Have you read…? The Amateur Science of Love by Craig Sherborne


The Amateur Science of Love was random pickup from the library shelf.  Helen Garner’s words on the book cover drew me in with their promise that my ‘illusions’ about male thinking would be shattered by this ‘thunderclap of a book’. My assumption was that this novel would explore the depth, warmth and empathetic nature of the male character. I was wrong!

Craig Sherborne’s novel is, perhaps a little disturbingly, based upon his own life. It concerns the courtship and marriage of of Colin and Tilda Butcher. Colin and Tilda meet in London. He is in his early twenties, she is in her early thirties and newly divorced. Their relationship is passionate and volatile. Sherborne is a poet and he uses language well in telling Colin and Tilda’s story . He has crafted insightful observations on love. He describes falling in love as ‘falling in sickness’ and that ‘[b]eing in love is a kind of being famous. Famous on a small scale to just one person.’ After Tilda has had surgery and he is about to look at her scars, he declares the intimacy of this act as ‘an honour…To be taken into someone’s wounds is to be trusted to recognise that only their flesh has been ruined…it has not wrecked the rest of them.’. At their wedding, as the reverend beseeches God, Colin realises that ‘humility [is] not demeaning. I never knew it [makes] you kneel and [makes] you stand tall.’.
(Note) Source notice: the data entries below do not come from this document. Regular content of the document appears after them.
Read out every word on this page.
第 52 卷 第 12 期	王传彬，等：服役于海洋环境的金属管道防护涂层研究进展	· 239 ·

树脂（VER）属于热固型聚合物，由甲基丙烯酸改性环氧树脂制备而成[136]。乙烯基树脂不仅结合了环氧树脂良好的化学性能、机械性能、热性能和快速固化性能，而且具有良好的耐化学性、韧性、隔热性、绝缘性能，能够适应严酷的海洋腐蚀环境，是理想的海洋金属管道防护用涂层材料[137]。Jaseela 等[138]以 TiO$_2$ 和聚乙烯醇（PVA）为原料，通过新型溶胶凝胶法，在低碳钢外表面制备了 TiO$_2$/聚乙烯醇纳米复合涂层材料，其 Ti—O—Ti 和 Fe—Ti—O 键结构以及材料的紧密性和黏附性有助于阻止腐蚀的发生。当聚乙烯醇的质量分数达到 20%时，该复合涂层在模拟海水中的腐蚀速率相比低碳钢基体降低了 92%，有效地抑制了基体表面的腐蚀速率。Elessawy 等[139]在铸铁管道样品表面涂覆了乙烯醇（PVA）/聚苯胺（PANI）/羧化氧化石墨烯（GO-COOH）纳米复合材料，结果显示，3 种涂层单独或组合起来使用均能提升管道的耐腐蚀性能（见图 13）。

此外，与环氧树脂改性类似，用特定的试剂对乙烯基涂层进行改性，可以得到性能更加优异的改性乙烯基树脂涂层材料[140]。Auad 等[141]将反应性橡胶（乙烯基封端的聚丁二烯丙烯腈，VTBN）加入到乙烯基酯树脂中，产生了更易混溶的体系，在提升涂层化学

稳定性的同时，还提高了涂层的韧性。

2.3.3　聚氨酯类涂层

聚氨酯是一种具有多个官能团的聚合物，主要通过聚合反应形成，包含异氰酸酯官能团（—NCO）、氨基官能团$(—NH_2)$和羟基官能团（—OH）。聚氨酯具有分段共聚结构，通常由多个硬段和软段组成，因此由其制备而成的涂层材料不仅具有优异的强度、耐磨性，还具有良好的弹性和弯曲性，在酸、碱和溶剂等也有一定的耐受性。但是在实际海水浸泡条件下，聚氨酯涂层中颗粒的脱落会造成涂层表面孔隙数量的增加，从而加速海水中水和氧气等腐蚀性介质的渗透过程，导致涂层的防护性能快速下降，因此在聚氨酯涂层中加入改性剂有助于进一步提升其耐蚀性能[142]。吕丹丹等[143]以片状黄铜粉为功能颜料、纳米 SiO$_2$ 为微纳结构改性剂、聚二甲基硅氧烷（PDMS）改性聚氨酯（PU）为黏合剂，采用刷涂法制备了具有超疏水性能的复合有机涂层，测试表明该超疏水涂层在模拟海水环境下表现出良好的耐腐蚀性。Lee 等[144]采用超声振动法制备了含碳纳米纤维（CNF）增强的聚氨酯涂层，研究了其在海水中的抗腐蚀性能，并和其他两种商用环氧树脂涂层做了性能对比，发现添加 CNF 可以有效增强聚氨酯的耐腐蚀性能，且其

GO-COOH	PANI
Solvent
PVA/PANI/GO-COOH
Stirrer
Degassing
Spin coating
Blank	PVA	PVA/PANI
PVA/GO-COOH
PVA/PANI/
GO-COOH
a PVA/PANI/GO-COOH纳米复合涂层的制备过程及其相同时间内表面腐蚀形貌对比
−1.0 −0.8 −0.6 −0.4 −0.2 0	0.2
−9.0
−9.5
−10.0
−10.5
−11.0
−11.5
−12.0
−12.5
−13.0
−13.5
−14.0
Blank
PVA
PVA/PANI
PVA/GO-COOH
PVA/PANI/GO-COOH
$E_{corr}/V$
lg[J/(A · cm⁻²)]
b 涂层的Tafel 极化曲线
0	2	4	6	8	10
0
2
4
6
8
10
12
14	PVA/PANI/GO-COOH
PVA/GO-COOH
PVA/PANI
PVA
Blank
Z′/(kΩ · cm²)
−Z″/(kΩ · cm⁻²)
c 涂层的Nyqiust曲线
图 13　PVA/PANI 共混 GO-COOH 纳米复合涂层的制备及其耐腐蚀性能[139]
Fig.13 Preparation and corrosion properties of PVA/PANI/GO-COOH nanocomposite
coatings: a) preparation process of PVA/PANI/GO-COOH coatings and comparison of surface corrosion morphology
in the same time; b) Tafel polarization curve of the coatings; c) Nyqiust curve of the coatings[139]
Yet despite the beauty of the language, Colin and Tilda are ugly in the manner in which they treat each other. Whilst there are moments of compassion for each other during personal crises, for the most part their actions are governed, particularly Colin’s, by self interest and resentment. In many instances, Colin’s behaviour is appalling.  He is immature, superficial, and thinks with his penis. It hardly elevates the perception of the way men think. For me, this made the book an unpleasant read. This is not necessarily a bad thing.  Books will at times challenge us and expose us to behaviour unlike our own (I’m thinking of The Slap here!). In this case, however, I grew weary of the characters’ ongoing unpleasantness to each other. I was waiting for the novel to end so I could be rid of their nastiness. Sherborne, I later found out, wrote the story initially as an essay for The Monthly. In this shortened format, I found it a more tolerable and interesting read.

Have you read this book? What did you think? Do you think it’s possible to admire the writing in a book but not like the subject matter covered?


4 thoughts on “Have you read…? The Amateur Science of Love by Craig Sherborne

  1. Of course – the aim of some books (and films) are to be thought-provoking and to challenge the reader (or viewer). Having said this, many of us like to relax, unwind, and even escape through these mediums so a confronting read (view) can be too much for us at times – and that’s fine too, as we need to be in the ‘zone’ to get the most from these sorts of books (and films).


  2. What an interesting review of this book, Carolyn. Like you, a recommendation from Helen Garner would definitely cause me to open up a book and give it a try! I haven’t read The Amateur Science of Love, but I agree with The Hipsterette above, there is definitely value in reading books that you don’t ‘enjoy’ in the traditional sense. It depends what mood you’re in. Sometimes I just want something warm and fuzzy. Other times I want to learn something, or try a new style of writing. I recently read The Man Who Loved Children and I wouldn’t say I enjoyed it, all the characters were horrible, but it painted such a truthful picture of a poor family in Washington in the 1900s and that was interesting. I also read the Rape of Nanking last year, about the Japanese invasion of Nanjing during WW2. It was horrific, so graphic, and of course I didn’t ‘enjoy’ reading it but I felt like I should know this history, at least in honour of the people who died, so that was a good motivation to keep reading even when I wanted to put it down and cry my eyes out. There is definitely room for all books, challenging and not, it just depends on the occasion.


    1. Yes, I agree. And it’s always worth considering why you don’t like a book – is it just poorly written (this wasn’t) or is it placing you in the company of people or situations you wouldn’t choose to associate with of be in. My hubby has read The Rape of Nanking. He found it informative and awful.The Man Who Love Chikdren sounds interesting. Will bear your comments in mind if I find it on the library shelf!